The leverage comes from the fact that Replicate is a universal adapter for AI capabilities, and Bun is a universal adapter for the local machine. Glue those together and suddenly "I want to automate this thing that used to require a person" is a fifteen-minute script.
The mountain of use cases
Once I internalized that shape, the ideas started stacking up faster than I could build them. A partial list, grouped by what the script actually does:
Generate
- Daily wallpaper generator that picks a theme, runs an image model, saves to a Pictures folder, and rotates the macOS desktop.
- Album art for a weekly playlist, generated from the track names.
- Cover images for blog posts, keyed off the post's title and excerpt.
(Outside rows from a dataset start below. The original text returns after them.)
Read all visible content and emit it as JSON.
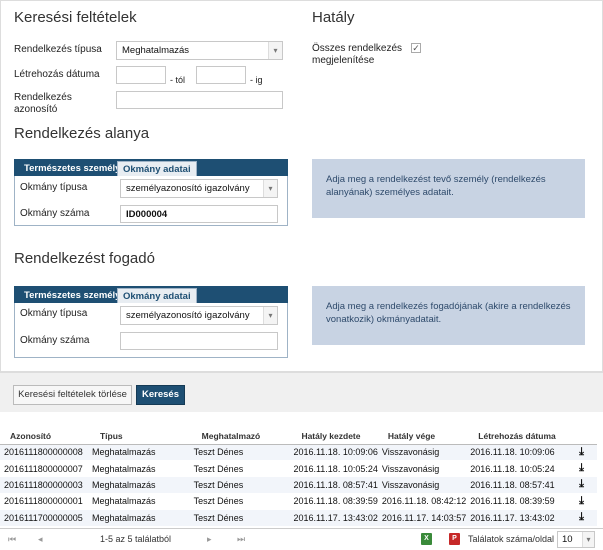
{
  "search": {
    "title": "Keresési feltételek",
    "type_label": "Rendelkezés típusa",
    "type_value": "Meghatalmazás",
    "created_label": "Létrehozás dátuma",
    "from_suffix": "- tól",
    "to_suffix": "- ig",
    "id_label_1": "Rendelkezés",
    "id_label_2": "azonosító"
  },
  "effect": {
    "title": "Hatály",
    "show_all_label_1": "Összes rendelkezés",
    "show_all_label_2": "megjelenítése",
    "show_all_checked": "✓"
  },
  "subject": {
    "title": "Rendelkezés alanya",
    "tab_person": "Természetes személy",
    "tab_document": "Okmány adatai",
    "doc_type_label": "Okmány típusa",
    "doc_type_value": "személyazonosító igazolvány",
    "doc_number_label": "Okmány száma",
    "doc_number_value": "ID000004",
    "info": "Adja meg a rendelkezést tevő személy (rendelkezés alanyának) személyes adatait."
  },
  "receiver": {
    "title": "Rendelkezést fogadó",
    "tab_person": "Természetes személy",
    "tab_document": "Okmány adatai",
    "doc_type_label": "Okmány típusa",
    "doc_type_value": "személyazonosító igazolvány",
    "doc_number_label": "Okmány száma",
    "doc_number_value": "",
    "info": "Adja meg a rendelkezés fogadójának (akire a rendelkezés vonatkozik) okmányadatait."
  },
  "actions": {
    "clear_label": "Keresési feltételek törlése",
    "search_label": "Keresés"
  },
  "table": {
    "columns": [
      "Azonosító",
      "Típus",
      "Meghatalmazó",
      "Hatály kezdete",
      "Hatály vége",
      "Létrehozás dátuma"
    ],
    "rows": [
      [
        "2016111800000008",
        "Meghatalmazás",
        "Teszt Dénes",
        "2016.11.18. 10:09:06",
        "Visszavonásig",
        "2016.11.18. 10:09:06"
      ],
      [
        "2016111800000007",
        "Meghatalmazás",
        "Teszt Dénes",
        "2016.11.18. 10:05:24",
        "Visszavonásig",
        "2016.11.18. 10:05:24"
      ],
      [
        "2016111800000003",
        "Meghatalmazás",
        "Teszt Dénes",
        "2016.11.18. 08:57:41",
        "Visszavonásig",
        "2016.11.18. 08:57:41"
      ],
      [
        "2016111800000001",
        "Meghatalmazás",
        "Teszt Dénes",
        "2016.11.18. 08:39:59",
        "2016.11.18. 08:42:12",
        "2016.11.18. 08:39:59"
      ],
      [
        "2016111700000005",
        "Meghatalmazás",
        "Teszt Dénes",
        "2016.11.17. 13:43:02",
        "2016.11.17. 14:03:57",
        "2016.11.17. 13:43:02"
      ]
    ]
  },
  "pager": {
    "summary": "1-5 az 5 találatból",
    "page_size_label": "Találatok száma/oldal",
    "page_size_value": "10",
    "excel_icon": "X",
    "pdf_icon": "P"
  }
}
- Product mockup renders from a text description, dropped straight into a
mockups/folder. - Short video loops for social, generated overnight and ready in the morning.
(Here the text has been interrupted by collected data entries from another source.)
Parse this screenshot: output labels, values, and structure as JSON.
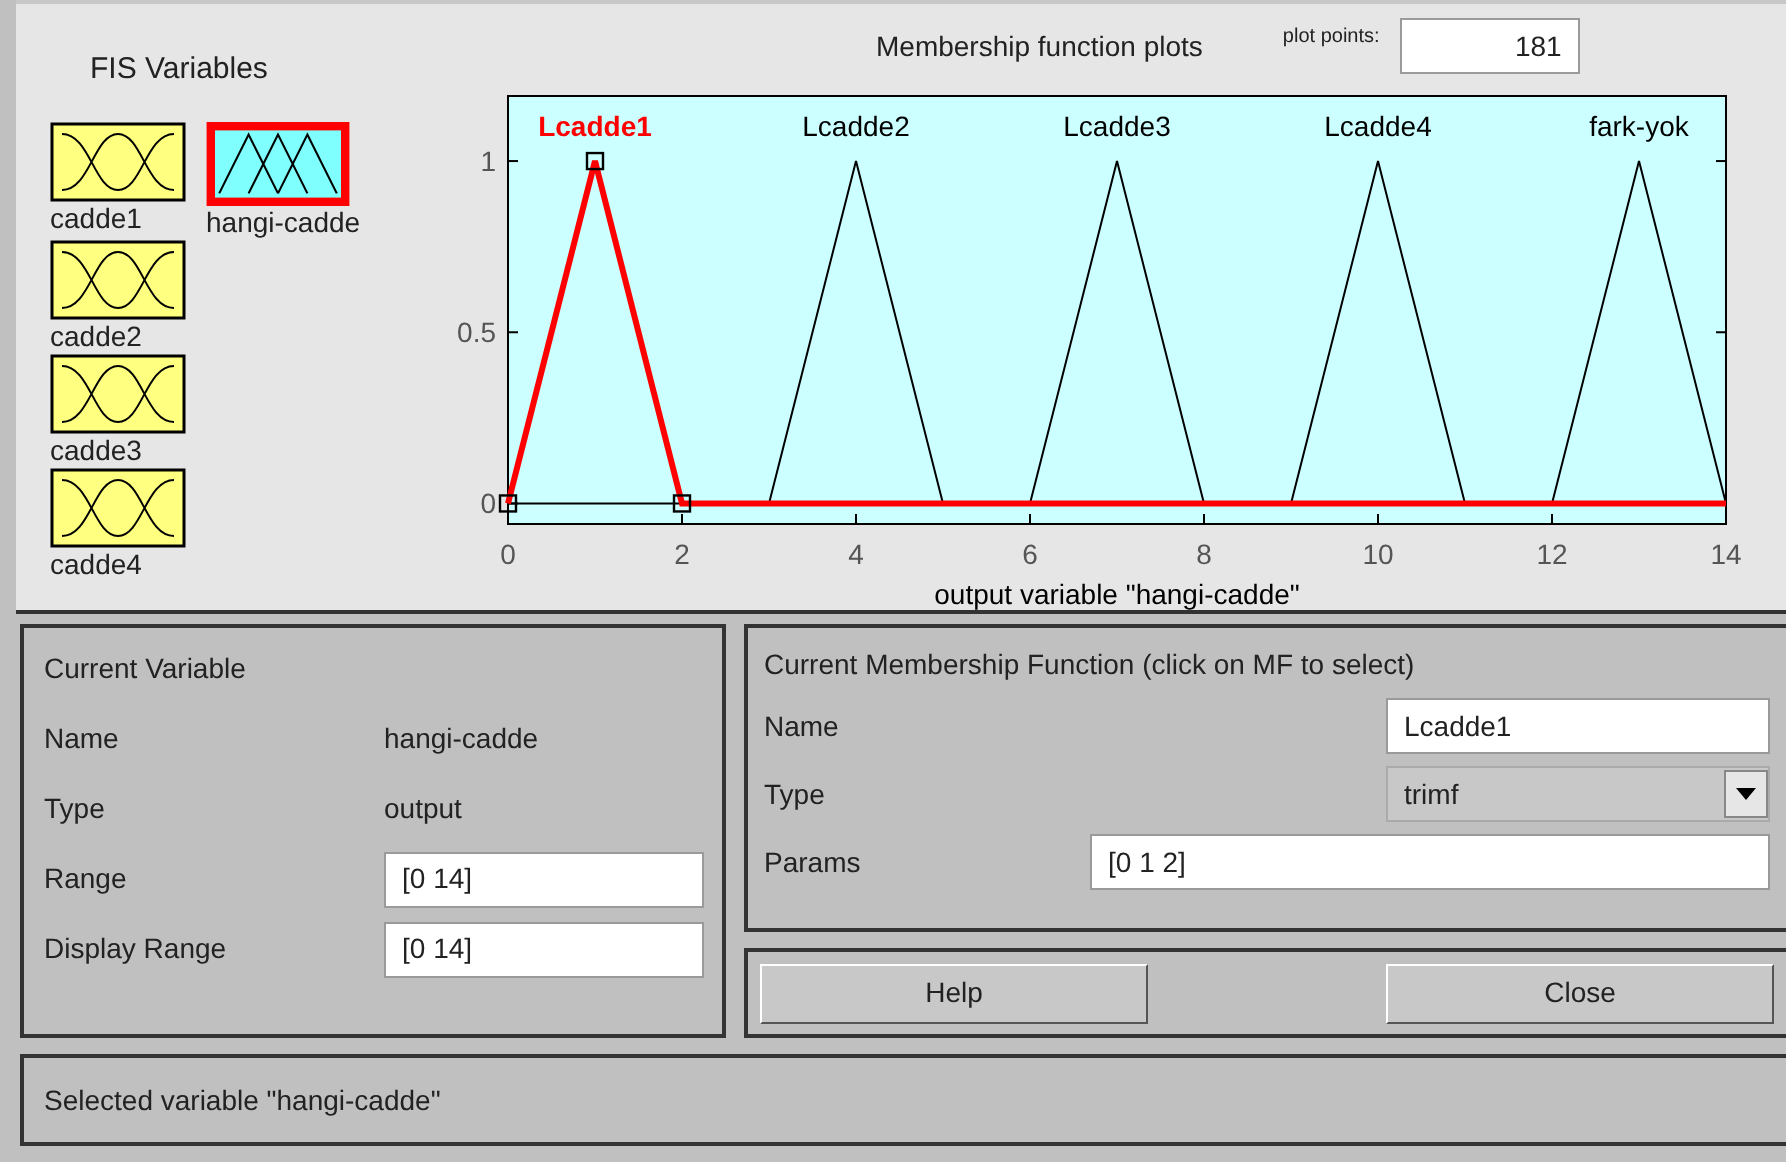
{
  "fis_variables": {
    "title": "FIS Variables",
    "items": [
      {
        "label": "cadde1",
        "kind": "input",
        "selected": false
      },
      {
        "label": "hangi-cadde",
        "kind": "output",
        "selected": true
      },
      {
        "label": "cadde2",
        "kind": "input",
        "selected": false
      },
      {
        "label": "cadde3",
        "kind": "input",
        "selected": false
      },
      {
        "label": "cadde4",
        "kind": "input",
        "selected": false
      }
    ]
  },
  "plot": {
    "title": "Membership function plots",
    "functions": [
      {
        "selected": true
      },
      {
        "selected": false
      },
      {
        "selected": false
      },
      {
        "selected": false
      },
      {
        "selected": false
      }
    ],
    "plot_points": {
      "label": "plot points:",
      "value": "181"
    },
    "chart_data": {
      "type": "line",
      "xlabel": "output variable \"hangi-cadde\"",
      "x": [
        0,
        1,
        2,
        3,
        4,
        5,
        6,
        7,
        8,
        9,
        10,
        11,
        12,
        13,
        14
      ],
      "xlim": [
        0,
        14
      ],
      "ylim": [
        -0.06,
        1.19
      ],
      "xticks": [
        0,
        2,
        4,
        6,
        8,
        10,
        12,
        14
      ],
      "yticks": [
        0,
        {
          "value": 0.5,
          "label": "0.5"
        },
        1
      ],
      "series": [
        {
          "name": "Lcadde1",
          "color": "#ff0000",
          "values": [
            0,
            1,
            0,
            0,
            0,
            0,
            0,
            0,
            0,
            0,
            0,
            0,
            0,
            0,
            0
          ]
        },
        {
          "name": "Lcadde2",
          "color": "#000000",
          "values": [
            null,
            null,
            null,
            0,
            1,
            0,
            null,
            null,
            null,
            null,
            null,
            null,
            null,
            null,
            null
          ]
        },
        {
          "name": "Lcadde3",
          "color": "#000000",
          "values": [
            null,
            null,
            null,
            null,
            null,
            null,
            0,
            1,
            0,
            null,
            null,
            null,
            null,
            null,
            null
          ]
        },
        {
          "name": "Lcadde4",
          "color": "#000000",
          "values": [
            null,
            null,
            null,
            null,
            null,
            null,
            null,
            null,
            null,
            0,
            1,
            0,
            null,
            null,
            null
          ]
        },
        {
          "name": "fark-yok",
          "color": "#000000",
          "values": [
            null,
            null,
            null,
            null,
            null,
            null,
            null,
            null,
            null,
            null,
            null,
            null,
            0,
            1,
            0
          ]
        }
      ]
    }
  },
  "current_variable": {
    "title": "Current Variable",
    "name": {
      "label": "Name",
      "value": "hangi-cadde"
    },
    "type": {
      "label": "Type",
      "value": "output"
    },
    "range": {
      "label": "Range",
      "value": "[0 14]"
    },
    "display_range": {
      "label": "Display Range",
      "value": "[0 14]"
    }
  },
  "current_mf": {
    "title": "Current Membership Function (click on MF to select)",
    "name": {
      "label": "Name",
      "value": "Lcadde1"
    },
    "type": {
      "label": "Type",
      "value": "trimf"
    },
    "params": {
      "label": "Params",
      "value": "[0 1 2]"
    }
  },
  "buttons": [
    "Help",
    "Close"
  ],
  "status": "Selected variable \"hangi-cadde\""
}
- Voiceover audio for captions or video scripts, saved as MP3 next to the script file.
- Background music beds for videos, generated per-project.
- Icon sets, logo explorations, texture tiles, diagram illustrations, hero images.
Transform
- Background removal on every image in a folder, in one pass.
- Upscale a directory of old photos or screenshots before archiving them.
- Convert voice memos to text, then to a summarized note, then file it by date.
- Take a screen recording, transcribe it, and produce a markdown writeup.
- Extract structured data from PDFs or scanned invoices.
- Translate an entire folder of subtitle files overnight.
- Generate alt text for every image in a blog post directory.
Analyze
- Nightly sentiment pass on incoming support emails or reviews.
- Tag and categorize every photo in a shoot, drop the tags into EXIF.
- Summarize yesterday's commits into a changelog entry.
- Classify screenshots into folders (code, design, conversation, receipts).
- Grade a batch of writing against a rubric and output scores as CSV.
Orchestrate
- Chain a transcription model into a summarization model into a title-generation model, all in one script.
- Fan out a prompt across several models and save the outputs side-by-side for comparison.
- Use one model's output (a detected object, say) as the input to another model's prompt.
- Kick off a long prediction, poll for it, and notify you when it finishes.
- Keep a local log of every prediction with inputs, outputs, cost, and timing, queryable later.
Integrate
- Wire it into a git hook so every PR gets a generated preview image.
- Trigger it from a Raycast or Alfred command so you can hit a keystroke and get a result.
- Schedule it with Bun Cron and let it run on a cadence.
- Pipe the output straight into
pbcopyso the result is on your clipboard. - Open the generated file in the right app (
open -a Figma,code, Preview) as the last step of the script.
That's maybe a quarter of the list I have saved, and each one is a file or two of TypeScript. The bar to building them is now so low that the question shifts from "is this worth automating?" to "why haven't I automated this yet?"
Why it feels different from "just use Replicate"
Replicate on its own is an API. You can call it from anywhere. What Bun Shell adds is the last mile: taking the thing the model returned and making it useful without leaving the script.
A prediction comes back as a URL. What you actually want is a file in the right folder with the right name, visible in the right app, committed to the right repo, and announced in the right channel. That last mile used to be a Python script with five dependencies or a Node script with a handful of child_process calls. Now it's a few lines of Bun Shell in the same file that made the prediction.
That small change, the collapsing of "call the model" and "do something with the result" into a single runtime and a single file, is what unlocks the mountain of use cases. It's not that any one of them is impressive on its own. It's that the cost of trying one is now roughly the cost of writing a grocery list, so you try a lot of them, and a few of them turn out to be things you can't live without.
If you have an AI idea that's been sitting in a "maybe someday" note, this is the stack I'd reach for first. A single bun run, a Replicate token in your env, and a willingness to treat your own workflows as programmable.